Anna Franchi era consapevole che la vittoria poteva venire soprattutto dalla forza protestataria delle donne. Lei, dal canto suo, leggeva i resoconti della Camera cercando di convincere i deputati più sensibili al problema.
Da ragazza aveva conosciuto i pittori “macchiaioli” e ne aveva condiviso la visione artistica. Aveva inoltre sostenuto l’agitazione delle “trecciaiole” fiorentine, le donne che intrecciavano i fili di paglia che servivano per cucire i famosi cappelli. Le trecciaiole di Brozzi, in particolare, furono protagoniste nel 1896 di uno sciopero che arrivò a coinvolgere i 63 Comuni della provincia di Firenze.
Quando si trasferisce a Milano, che lei riteneva città dinamica più favorevole alla modernità, partecipa a molte battaglie per l’emancipazione femminile e dopo l’armistizio aderisce alla Resistenza.

In Tribunale colse lo sguardo accigliato del Presidente su di lei. “Così – domandò lui – è veramente decisa?”
“Assolutamente” rispose Anna. “E i suoi figli?”
“Due sono in collegio, uno con mia madre a Lucca”.
“Chi li mantiene?”
“Sono sempre stati educati e mantenuti da mia madre”.
In tribunale si discusse sul fatto che bisognava scegliere il meno indegno dei genitori e si sostenne “Il padre è sempre il padre”, ma lei ribatté: “Anche quando è meno
onesto della madre?”
In “Avanti il divorzio” Anna Franchi sottolinea la derisione, la canzonatura, l’ironia alla quale le donne erano sottoposte quando chiedevano l’allontanamento dal marito.

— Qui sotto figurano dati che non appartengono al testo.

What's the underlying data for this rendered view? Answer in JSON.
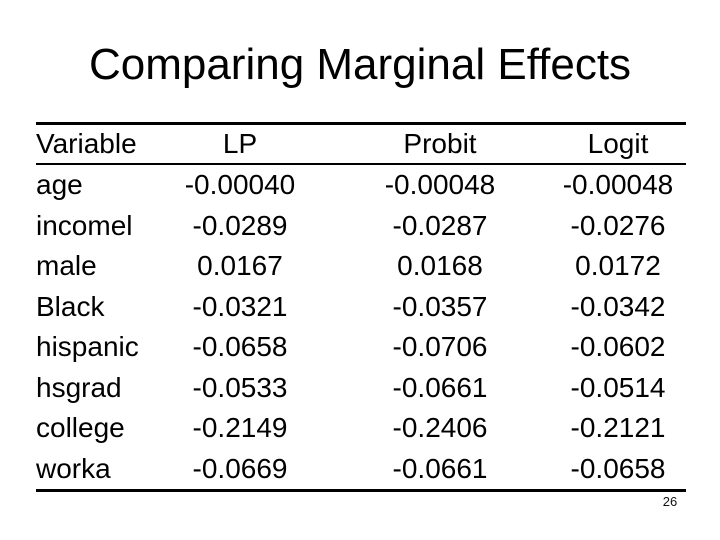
{
  "slide": {
    "title": "Comparing Marginal Effects",
    "page_number": "26"
  },
  "table": {
    "headers": [
      "Variable",
      "LP",
      "Probit",
      "Logit"
    ],
    "rows": [
      [
        "age",
        "-0.00040",
        "-0.00048",
        "-0.00048"
      ],
      [
        "incomel",
        "-0.0289",
        "-0.0287",
        "-0.0276"
      ],
      [
        "male",
        "0.0167",
        "0.0168",
        "0.0172"
      ],
      [
        "Black",
        "-0.0321",
        "-0.0357",
        "-0.0342"
      ],
      [
        "hispanic",
        "-0.0658",
        "-0.0706",
        "-0.0602"
      ],
      [
        "hsgrad",
        "-0.0533",
        "-0.0661",
        "-0.0514"
      ],
      [
        "college",
        "-0.2149",
        "-0.2406",
        "-0.2121"
      ],
      [
        "worka",
        "-0.0669",
        "-0.0661",
        "-0.0658"
      ]
    ]
  }
}
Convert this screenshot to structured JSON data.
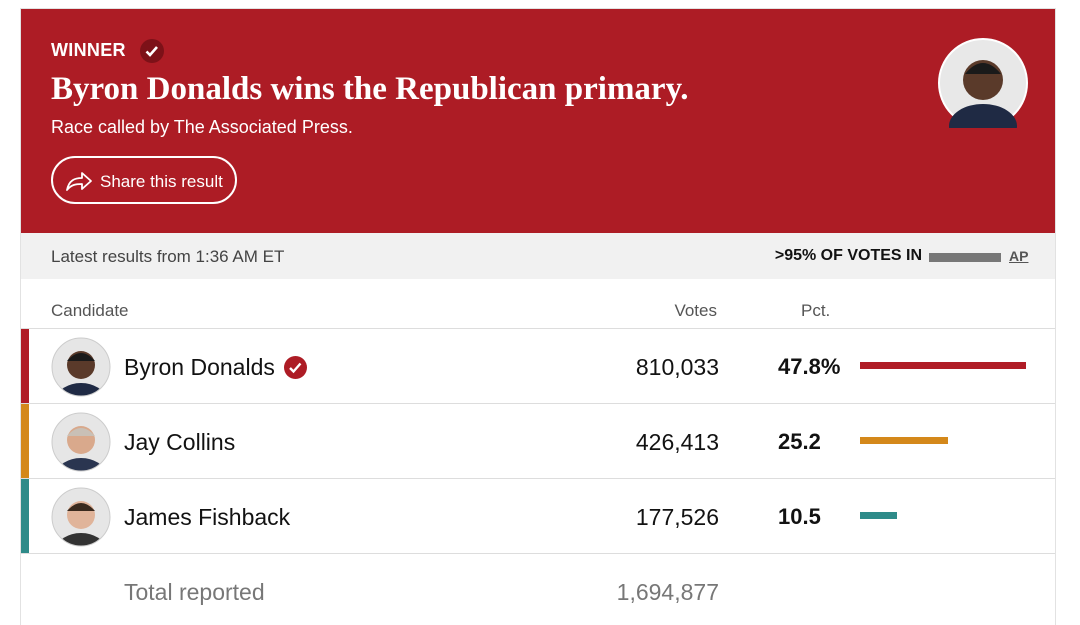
{
  "header": {
    "badge": "WINNER",
    "title": "Byron Donalds wins the Republican primary.",
    "subtitle": "Race called by The Associated Press.",
    "share_button": "Share this result"
  },
  "status": {
    "latest": "Latest results from 1:36 AM ET",
    "votes_in": ">95% OF VOTES IN",
    "source": "AP"
  },
  "table": {
    "columns": [
      "Candidate",
      "Votes",
      "Pct."
    ],
    "rows": [
      {
        "name": "Byron Donalds",
        "votes": "810,033",
        "pct": 47.8,
        "pct_label": "47.8%",
        "color": "#b01c26",
        "winner": true
      },
      {
        "name": "Jay Collins",
        "votes": "426,413",
        "pct": 25.2,
        "color": "#d4881a",
        "winner": false
      },
      {
        "name": "James Fishback",
        "votes": "177,526",
        "pct": 10.5,
        "color": "#2e8b89",
        "winner": false
      }
    ],
    "total": {
      "label": "Total reported",
      "votes": "1,694,877"
    }
  }
}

Nel suo libro confessa il suo scoraggiamento: “E’ troppo tardi per me, avvocato. La ribellione delle donne agli occhi degli uomini è un delitto”. “Non lotti più” le aveva suggerito l’avvocato, aggiungendo malignamente: “Si
riposi”.
E poiché Anna non si è affatto riposata il divorzio, oggi, è nelle mani di tutte noi.
Nel romanzo lei racconta che quando incontrò il marito per le scale dello studio dell’avvocato, lui le intimò:” Ritorna con me questa passione passerà e tu rimarrai una donna onesta”.
Era lei l’adultera, la colpevole. Era lei la “sporca”, la “sudicia” come l’avevano insultata un giorno. Quando finalmente la separazione arrivò e il Presidente del Tribunale le porse la penna perché firmasse, Anna scrisse con mano ferma il proprio nome. Il Presidente la avvertì: “Lei ha diritto di portare anche il nome di suo marito”. Lei con fierezza rispose: “No, sono lieta di averlo lasciato!”
Ed è sempre nell’800 che Donna Paola, giornalista e scrittrice, promuove con ironia lo sciopero dell’amore a cui aderiscono molte anarchiche. Lei, donna di passioni, nei comizi proclamava: ”Le leggi non si ottengono con le petizioni. Si strappano con le ribellioni!” E nel proporre un sabotaggio indisse uno sciopero generale in tutte le branche delle attività muliebri, compreso l’amore.
Dovremmo essere più consapevoli e attente alle collettive denunce che molte donne in epoche lontane hanno espresso con accenti vivaci e corrosivi.
Tuonavano: “Altro che ago e filo! Altro che faccende domestiche! C’è tanto e tanto ancora da fare”.